“You had left something behind you, perhaps? A handkerchief?”

“No, I don’t leave things behind me. I wear a dress the colour of the carpet and specially suited for quick, athletic movement. It has no pockets in it. I’m not sure if you’d call it a dress at all. The thing was simplicity itself. I had warned my husband against it before. The carpet has a long thick pile. When anybody crawls across a carpet of that kind they leave a trail that it does not take an Indian to discover. Dr. Morning chanced to think of that, and saw that the trail led directly under the sofa. He began this morning by saying to me, ‘If you will not let me see the room on the other side of this wall, the whole thing is a swindle, and I shall give Mr. Holding my reasons for thinking so.’ I tried to bluster it out. The game was lost, but I might at any rate have managed to put a good face on it. Unfortunately, my husband came in. He’d been drinking. It was too awful, and——”

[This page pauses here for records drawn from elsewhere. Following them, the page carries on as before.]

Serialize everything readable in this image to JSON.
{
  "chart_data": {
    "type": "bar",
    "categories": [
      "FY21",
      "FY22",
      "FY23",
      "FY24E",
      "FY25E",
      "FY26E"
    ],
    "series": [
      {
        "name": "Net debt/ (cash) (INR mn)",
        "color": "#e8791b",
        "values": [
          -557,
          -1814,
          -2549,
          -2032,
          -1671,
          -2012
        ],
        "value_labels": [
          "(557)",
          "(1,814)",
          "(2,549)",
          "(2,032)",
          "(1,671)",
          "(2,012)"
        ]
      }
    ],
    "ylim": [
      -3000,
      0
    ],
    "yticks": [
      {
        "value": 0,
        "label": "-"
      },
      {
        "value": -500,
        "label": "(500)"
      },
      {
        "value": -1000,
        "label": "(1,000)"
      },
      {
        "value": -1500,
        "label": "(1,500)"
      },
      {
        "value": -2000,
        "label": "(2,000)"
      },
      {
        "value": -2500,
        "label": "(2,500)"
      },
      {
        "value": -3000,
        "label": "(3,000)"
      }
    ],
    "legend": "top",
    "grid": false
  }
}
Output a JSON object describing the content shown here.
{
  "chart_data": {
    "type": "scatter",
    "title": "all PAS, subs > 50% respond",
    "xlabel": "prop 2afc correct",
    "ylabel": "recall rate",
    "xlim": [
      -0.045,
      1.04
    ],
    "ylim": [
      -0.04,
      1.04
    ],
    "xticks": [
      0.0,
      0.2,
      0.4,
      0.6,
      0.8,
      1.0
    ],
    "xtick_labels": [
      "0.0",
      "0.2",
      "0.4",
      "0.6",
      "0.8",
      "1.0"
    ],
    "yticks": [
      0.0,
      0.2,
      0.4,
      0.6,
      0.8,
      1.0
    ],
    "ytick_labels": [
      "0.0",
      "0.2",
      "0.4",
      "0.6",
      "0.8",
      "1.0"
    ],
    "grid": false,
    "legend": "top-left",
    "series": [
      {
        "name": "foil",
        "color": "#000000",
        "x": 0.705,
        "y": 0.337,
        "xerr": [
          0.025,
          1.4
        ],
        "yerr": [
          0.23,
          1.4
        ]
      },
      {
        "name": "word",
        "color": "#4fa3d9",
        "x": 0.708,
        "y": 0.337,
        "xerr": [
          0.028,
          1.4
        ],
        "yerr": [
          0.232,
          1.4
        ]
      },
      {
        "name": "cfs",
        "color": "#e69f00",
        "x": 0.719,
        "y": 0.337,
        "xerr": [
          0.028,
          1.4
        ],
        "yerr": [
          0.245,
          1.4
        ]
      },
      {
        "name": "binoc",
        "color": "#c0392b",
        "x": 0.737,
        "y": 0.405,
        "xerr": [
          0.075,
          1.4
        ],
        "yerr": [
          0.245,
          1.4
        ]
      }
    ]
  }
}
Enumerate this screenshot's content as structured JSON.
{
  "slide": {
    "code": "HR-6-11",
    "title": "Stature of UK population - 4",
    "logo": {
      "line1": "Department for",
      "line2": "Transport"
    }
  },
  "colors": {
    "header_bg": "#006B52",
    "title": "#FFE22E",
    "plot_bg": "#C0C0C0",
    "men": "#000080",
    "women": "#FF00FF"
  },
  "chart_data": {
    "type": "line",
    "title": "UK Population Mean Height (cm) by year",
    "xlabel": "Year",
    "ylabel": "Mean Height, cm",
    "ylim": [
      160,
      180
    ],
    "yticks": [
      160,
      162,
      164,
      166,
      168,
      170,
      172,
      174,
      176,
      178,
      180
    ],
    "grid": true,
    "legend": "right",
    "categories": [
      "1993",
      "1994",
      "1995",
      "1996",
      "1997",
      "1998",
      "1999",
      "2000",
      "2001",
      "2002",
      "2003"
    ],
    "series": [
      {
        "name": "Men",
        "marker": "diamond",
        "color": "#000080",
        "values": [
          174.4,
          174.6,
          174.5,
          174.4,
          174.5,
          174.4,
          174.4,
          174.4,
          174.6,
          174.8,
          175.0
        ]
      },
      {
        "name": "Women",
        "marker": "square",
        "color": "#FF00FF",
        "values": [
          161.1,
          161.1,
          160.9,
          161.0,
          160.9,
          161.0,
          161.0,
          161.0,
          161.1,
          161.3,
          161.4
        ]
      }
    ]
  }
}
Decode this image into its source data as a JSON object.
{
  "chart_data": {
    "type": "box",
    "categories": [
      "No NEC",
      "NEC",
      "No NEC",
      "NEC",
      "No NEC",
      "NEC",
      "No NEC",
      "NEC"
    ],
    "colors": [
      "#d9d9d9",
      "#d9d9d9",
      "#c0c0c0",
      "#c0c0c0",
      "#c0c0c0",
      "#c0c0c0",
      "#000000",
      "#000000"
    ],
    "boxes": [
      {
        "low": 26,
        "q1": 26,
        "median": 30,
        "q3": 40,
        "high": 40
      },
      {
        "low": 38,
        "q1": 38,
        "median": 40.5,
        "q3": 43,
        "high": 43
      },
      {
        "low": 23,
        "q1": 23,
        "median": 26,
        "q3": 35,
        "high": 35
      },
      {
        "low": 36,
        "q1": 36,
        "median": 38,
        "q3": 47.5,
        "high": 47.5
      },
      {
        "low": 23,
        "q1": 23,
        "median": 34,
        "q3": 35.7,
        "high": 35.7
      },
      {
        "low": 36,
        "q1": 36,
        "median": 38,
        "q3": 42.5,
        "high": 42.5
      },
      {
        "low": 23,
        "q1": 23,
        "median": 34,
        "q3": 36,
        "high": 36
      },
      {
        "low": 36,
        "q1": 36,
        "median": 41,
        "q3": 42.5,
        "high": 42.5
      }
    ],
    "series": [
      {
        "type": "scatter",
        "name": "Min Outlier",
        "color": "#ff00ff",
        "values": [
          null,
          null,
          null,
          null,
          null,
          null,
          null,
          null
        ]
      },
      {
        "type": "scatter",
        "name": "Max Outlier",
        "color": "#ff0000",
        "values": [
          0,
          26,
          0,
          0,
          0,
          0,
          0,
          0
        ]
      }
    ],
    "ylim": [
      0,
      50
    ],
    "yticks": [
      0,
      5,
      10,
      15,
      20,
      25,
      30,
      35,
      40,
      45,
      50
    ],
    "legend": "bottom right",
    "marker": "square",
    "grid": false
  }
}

Here Mrs. Dentry collapsed suddenly and burst into tears.

It is not very easy to be severe with a woman who is crying because her husband is a blackguard and she is a failure. I, at any rate, am not clever enough for it. Before she went she gave me some curious scraps of her personal history. She and her husband had always been, and still were, firm believers in spiritualism. When she wrote down the fall of the stock about which Mr. Holding was inquiring, she was convinced that her hand was really controlled. In order to make a living though, and to attract the public, more was required than could legitimately be obtained. It was necessary to supplement. This struck me as a nice euphemism.

I gave a sigh of relief when she had gone. I was glad to be quit of that business.

VI
UNREWARDED

As I have already explained, my adventures with the spiritualists were more interesting than remunerative. I contrasted rather bitterly my light-hearted start upon my career in London and my present condition. It had seemed so simple to forsake the usual futile and ill-paid lines of women’s work and to find a new and better way for myself. I had found nothing. It was due more to my luck than my judgment that I was not already at the end of my resources. As it was they were fast dwindling.

Every day I made a point of going out into the stimulating life of crowded London streets. Somewhere in them I felt that I should find my chance. Amid so much that was happening there would be some circumstance that I could use to my profit. I trained myself to observe. Whether it was by day or by night that I had taken my walk I always sat down on my return and reviewed in my mind what I had seen and wondered whether there were anything that I could turn to account.

One morning after breakfast, as I picked up my newspaper, my eye fell on an announcement that a lady had lost a pug-dog and would pay one guinea for his restoration. It seemed to me queer that I had never thought of this before. Why should I not find things and get rewards? Pug-dogs at a guinea a time did not represent wealth, but there were more serious losses that brought higher rewards. The same paper provided me with an instance. On the evening of the 20th inst., in or near Erciston Square, West, Lady Meskell had lost a pearl necklace. A description of it was appended and a reward of four hundred pounds was offered.